Both agencies have been aggressive in scrutinizing practitioners’ online messaging about the pandemic.  Since it began, they’ve issued hundreds of warning letters to medical professionals requiring them to delete COVID-related posts if they suggest specific treatments to prevent or cure the syndrome.

Bottom line is, it is easy to unwittingly step over the regulatory line. While it is vital to meet patients’ needs for guidance, you need to be careful about how you do that.

Better COVID Outcomes?

There’s some evidence from OvationLab’s survey that bundled services and membership practices might deliver better overall outcomes for COVID patients.

Insurance-based MDs and DOs who treated COVID patients reported hospitalizing 19% of their infected patients, and had a 3.1% mortality rate.

The MDs and DOs in membership practices reported a 7.2% hospitalization rate for their COVID patients and only a 0.9% mortality rate.

The analysis also showed that physicians who order a lot of advanced cardiovascular lab work (Cleveland Heart Lab, Boston Heart Lab, PULS), tended to have lower COVID hospitalization rates (7.7%), and fewer COVID-related patient deaths (1.8%) than the MD/DO cohort as a whole.

These findings are intriguing but difficult to interpret: Are the lower hospitalization and death rates truly due to the functional medicine approach? Or do they reflect the fact that these clinics tend to serve affluent patients with better overall health status and fewer risk factors?

With respect to these particular observations, OvationLab cautioned that the total number of respondents with heavy COVID caseloads is small, and all the numbers are self-reported.

Value Triumphs

Few healthcare professionals are experiencing smooth sailing these days, and functional medicine practitioners are no exception.

But to OvationLab, the message from their survey is very clear: the principles of root cause medicine combined with value-based practice models have been profoundly protective of independent practices during the COVID crisis, at least so far.

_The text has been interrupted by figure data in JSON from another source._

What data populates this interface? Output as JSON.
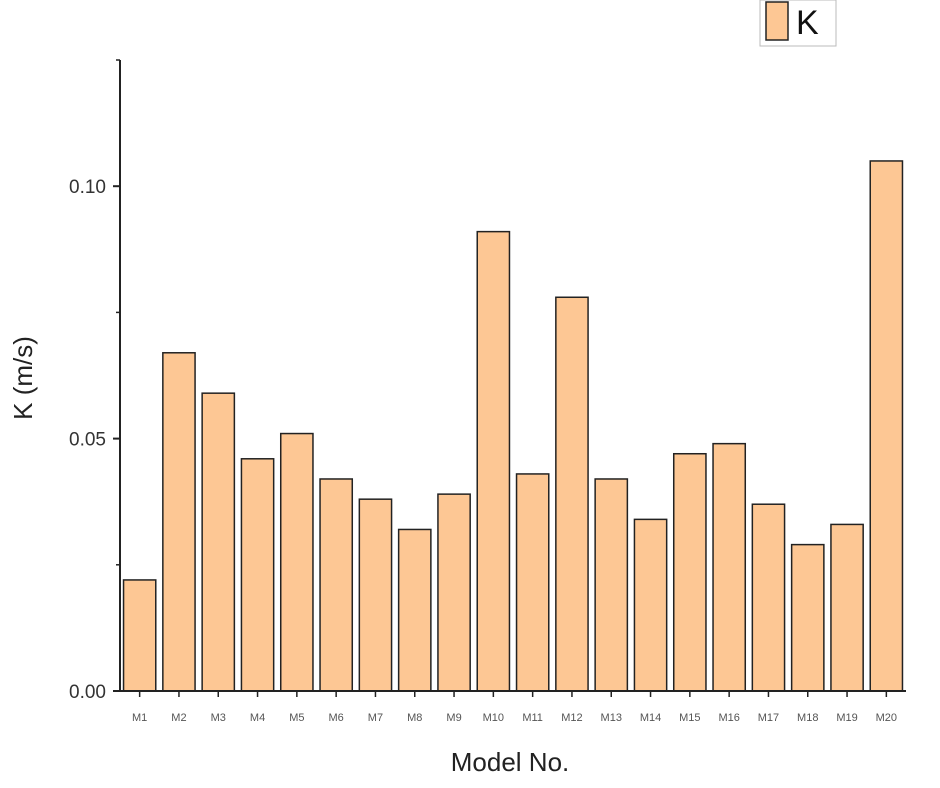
{
  "chart_data": {
    "type": "bar",
    "title": "",
    "xlabel": "Model No.",
    "ylabel": "K (m/s)",
    "ylim": [
      0,
      0.125
    ],
    "yticks": [
      0.0,
      0.05,
      0.1
    ],
    "ytick_labels": [
      "0.00",
      "0.05",
      "0.10"
    ],
    "grid": false,
    "legend_position": "top-right",
    "categories": [
      "M1",
      "M2",
      "M3",
      "M4",
      "M5",
      "M6",
      "M7",
      "M8",
      "M9",
      "M10",
      "M11",
      "M12",
      "M13",
      "M14",
      "M15",
      "M16",
      "M17",
      "M18",
      "M19",
      "M20"
    ],
    "series": [
      {
        "name": "K",
        "color": "#FDC794",
        "edge_color": "#222222",
        "values": [
          0.022,
          0.067,
          0.059,
          0.046,
          0.051,
          0.042,
          0.038,
          0.032,
          0.039,
          0.091,
          0.043,
          0.078,
          0.042,
          0.034,
          0.047,
          0.049,
          0.037,
          0.029,
          0.033,
          0.105
        ]
      }
    ]
  }
}
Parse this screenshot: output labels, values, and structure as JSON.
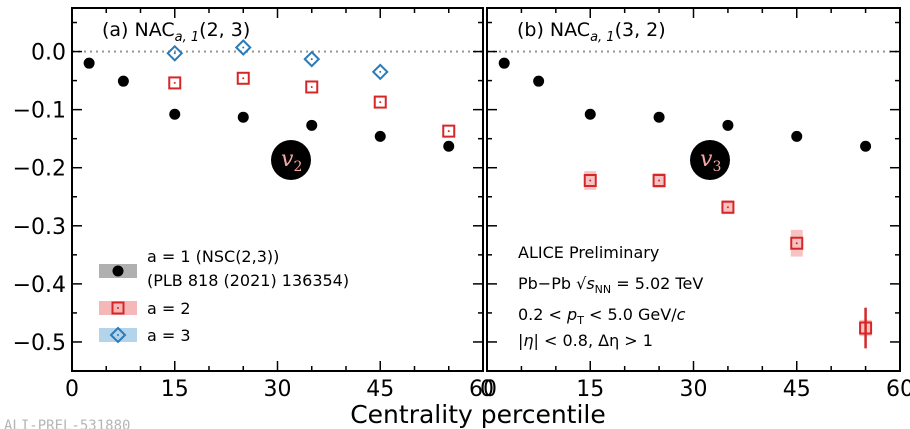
{
  "chart_data": {
    "type": "scatter",
    "xlabel": "Centrality percentile",
    "ylabel": "",
    "ylim": [
      -0.55,
      0.075
    ],
    "xlim": [
      0,
      60
    ],
    "x_ticks": [
      0,
      15,
      30,
      45,
      60
    ],
    "y_ticks": [
      0.0,
      -0.1,
      -0.2,
      -0.3,
      -0.4,
      -0.5
    ],
    "y_tick_labels": [
      "0.0",
      "−0.1",
      "−0.2",
      "−0.3",
      "−0.4",
      "−0.5"
    ],
    "x_tick_labels": [
      "0",
      "15",
      "30",
      "45",
      "60"
    ],
    "reference_line": 0.0,
    "watermark": "ALI-PREL-531880",
    "panels": [
      {
        "title_prefix": "(a) NAC",
        "title_sub": "a, 1",
        "title_suffix": "(2, 3)",
        "badge": "v",
        "badge_sub": "2",
        "series": [
          {
            "name": "a = 1 (NSC(2,3))",
            "marker": "circle",
            "color": "#000000",
            "x": [
              2.5,
              7.5,
              15,
              25,
              35,
              45,
              55
            ],
            "y": [
              -0.02,
              -0.051,
              -0.108,
              -0.113,
              -0.127,
              -0.146,
              -0.163
            ]
          },
          {
            "name": "a = 2",
            "marker": "square",
            "color": "#d62728",
            "x": [
              15,
              25,
              35,
              45,
              55
            ],
            "y": [
              -0.054,
              -0.046,
              -0.061,
              -0.087,
              -0.137
            ]
          },
          {
            "name": "a = 3",
            "marker": "diamond",
            "color": "#2c7bb6",
            "x": [
              15,
              25,
              35,
              45
            ],
            "y": [
              -0.003,
              0.007,
              -0.013,
              -0.035
            ]
          }
        ],
        "legend": {
          "placement": "lower-left",
          "entries": [
            {
              "label_lines": [
                "a = 1 (NSC(2,3))",
                "(PLB 818 (2021) 136354)"
              ],
              "marker": "circle",
              "color": "#000000",
              "band": "#b0b0b0"
            },
            {
              "label_lines": [
                "a = 2"
              ],
              "marker": "square",
              "color": "#d62728",
              "band": "#f5b7b7"
            },
            {
              "label_lines": [
                "a = 3"
              ],
              "marker": "diamond",
              "color": "#2c7bb6",
              "band": "#b3d4ea"
            }
          ]
        }
      },
      {
        "title_prefix": "(b) NAC",
        "title_sub": "a, 1",
        "title_suffix": "(3, 2)",
        "badge": "v",
        "badge_sub": "3",
        "series": [
          {
            "name": "a = 1 (NSC(2,3))",
            "marker": "circle",
            "color": "#000000",
            "x": [
              2.5,
              7.5,
              15,
              25,
              35,
              45,
              55
            ],
            "y": [
              -0.02,
              -0.051,
              -0.108,
              -0.113,
              -0.127,
              -0.146,
              -0.163
            ]
          },
          {
            "name": "a = 2",
            "marker": "square",
            "color": "#d62728",
            "x": [
              15,
              25,
              35,
              45,
              55
            ],
            "y": [
              -0.222,
              -0.222,
              -0.268,
              -0.33,
              -0.476
            ],
            "yerr": [
              0.003,
              0.003,
              0.005,
              0.008,
              0.035
            ],
            "sys": [
              0.016,
              0.013,
              0.012,
              0.023,
              0.014
            ]
          }
        ],
        "info": {
          "line1": "ALICE Preliminary",
          "line2_prefix": "Pb−Pb ",
          "line2_sqrt": "s",
          "line2_sub": "NN",
          "line2_suffix": " = 5.02 TeV",
          "line3_prefix": "0.2 < ",
          "line3_var": "p",
          "line3_sub": "T",
          "line3_suffix": " < 5.0 GeV/",
          "line3_unit": "c",
          "line4_prefix": "|",
          "line4_eta": "η",
          "line4_suffix": "| < 0.8, Δη > 1"
        }
      }
    ]
  }
}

“This is a triumph for value-based medicine over conventional fee-for-service insurance models. There’s never been a better rationale for conventional practitioners—especially those in independent practices– to expand their capabilities, and to learn to apply root-cause medicine,” Blue told Holistic Primary Care.

According to Patrick Hanaway, MD, head of the IFM’s COVID-19 task force, many physicians are doing just that. “At our Annual International Conference (held online this year), we had 50% new people. That’s just amazing to have that many people engaging with the functional medicine conference for the first time. Usually, it’s around 25-30%.”

The surge is partly due to the fact that this year’s online conference was simply more accessible, and did not carry the costs and time-burdens of travel.

But Hanaway also sees it as an indicator that COVID has made more physicians aware of the limits of drug-based care models.

“There’s an openness to other tools. They’re looking to see what can I do to protect myself, what can I do to help my patients? What can I tell patients about how to enhance their immune systems, reduce symptoms, reduce transmission? All those things are very important, and we’ve got tools.”